In the lead up to the march there was a discussion between some leading members of the Socialist Alliance (SA) and the SWP, represented by John Rees, about the SA presenting a united face for the demo. As it was the SWP decided to concentrate on boosting the profile of its own organisation, and all the other left groups followed their lead: leaving the Socialist Alliance with a very small profile. According to some comrades who were at the meeting there was a moment when it looked like Rees was going to agree, and then backed off.

Even though it would have been for the overall benefit of the left, it would have required a challenge to those parts of the SWP (for example the National Secretary of the time, Chris Bambury) who opposed participation in the SA.

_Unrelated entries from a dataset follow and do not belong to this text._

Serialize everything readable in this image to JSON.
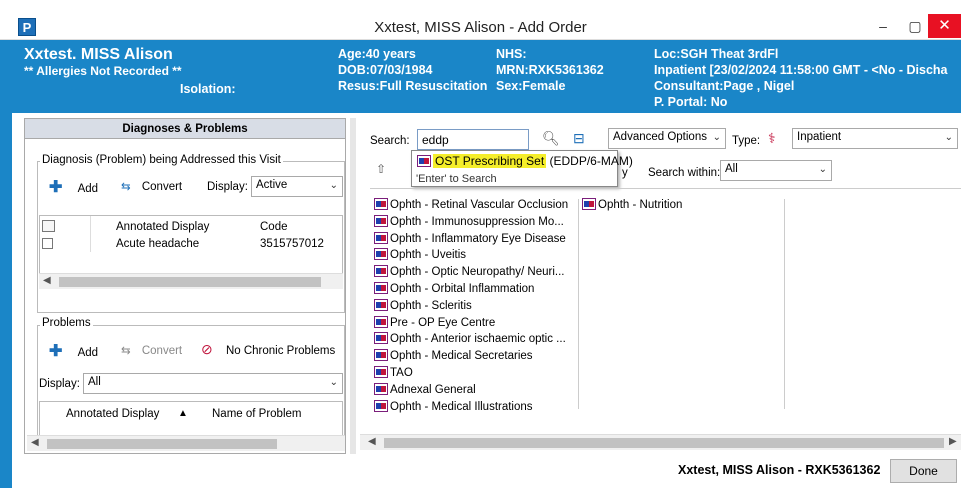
{
  "window": {
    "title": "Xxtest, MISS Alison - Add Order",
    "app_icon": "P",
    "minimize": "‒",
    "maximize": "▢",
    "close": "✕"
  },
  "banner": {
    "patient_name": "Xxtest. MISS Alison",
    "allergies": "** Allergies Not Recorded **",
    "isolation": "Isolation:",
    "age": "Age:40 years",
    "dob": "DOB:07/03/1984",
    "resus": "Resus:Full Resuscitation",
    "nhs": "NHS:",
    "mrn": "MRN:RXK5361362",
    "sex": "Sex:Female",
    "loc": "Loc:SGH Theat 3rdFl",
    "inpatient": "Inpatient [23/02/2024 11:58:00 GMT - <No - Discha",
    "consultant": "Consultant:Page , Nigel",
    "portal": "P. Portal: No"
  },
  "left_panel": {
    "header": "Diagnoses & Problems",
    "diagnosis_group": "Diagnosis (Problem) being Addressed this Visit",
    "add_label": "Add",
    "convert_label": "Convert",
    "display_label": "Display:",
    "display_value": "Active",
    "grid_headers": [
      "Annotated Display",
      "Code"
    ],
    "grid_rows": [
      {
        "display": "Acute headache",
        "code": "3515757012"
      }
    ],
    "problems_group": "Problems",
    "problems_add": "Add",
    "problems_convert": "Convert",
    "no_chronic": "No Chronic Problems",
    "problems_display_label": "Display:",
    "problems_display_value": "All",
    "problems_headers": [
      "Annotated Display",
      "Name of Problem"
    ]
  },
  "right_panel": {
    "search_label": "Search:",
    "search_value": "eddp",
    "advanced_options": "Advanced Options",
    "type_label": "Type:",
    "type_value": "Inpatient",
    "suggestion_highlight": "OST Prescribing Set",
    "suggestion_rest": " (EDDP/6-MAM)",
    "suggestion_hint": "'Enter' to Search",
    "partial_y": "y",
    "search_within_label": "Search within:",
    "search_within_value": "All",
    "folders_col1": [
      "Ophth - Retinal Vascular Occlusion",
      "Ophth - Immunosuppression Mo...",
      "Ophth - Inflammatory Eye Disease",
      "Ophth - Uveitis",
      "Ophth - Optic Neuropathy/ Neuri...",
      "Ophth - Orbital Inflammation",
      "Ophth - Scleritis",
      "Pre - OP Eye Centre",
      "Ophth - Anterior ischaemic optic ...",
      "Ophth - Medical Secretaries",
      "TAO",
      "Adnexal General",
      "Ophth - Medical Illustrations"
    ],
    "folders_col2": [
      "Ophth - Nutrition"
    ]
  },
  "footer": {
    "patient_summary": "Xxtest, MISS Alison - RXK5361362",
    "done_label": "Done"
  }
}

On the day, there was of course a problem in relating the revolutionary politics of the SWP direct to the consciousness of those protesting against the war, the transitional form of the Socialist Alliance might have bridged that gap. What would have happened if the overwhelming majority of the English left had promoted a single organisation, the Socialist Alliance, with a single voice on the demo, and then stood in the May elections under that same banner?

That is what happened in Scotland. Here is an observation from leading SWP member Mike Gonzalez about the demonstration in Scotland, where the Scottish Socialist Party were very clearly identified with the organising of the protest:

“It was a historic moment—and it was a victory, in our view, that arose directly out of the public perception of the [SSP]’s leading role in the anti-war movement: 100,000 marched through Glasgow on 15 February that year. It is no coincidence that that figure so closely reflected the numbers in the election.”

Interestingly there were two million on the march in London, and the Lib Dems managed to present themselves as THE anti-war party in England, and their vote in May 2003 went up 2 million.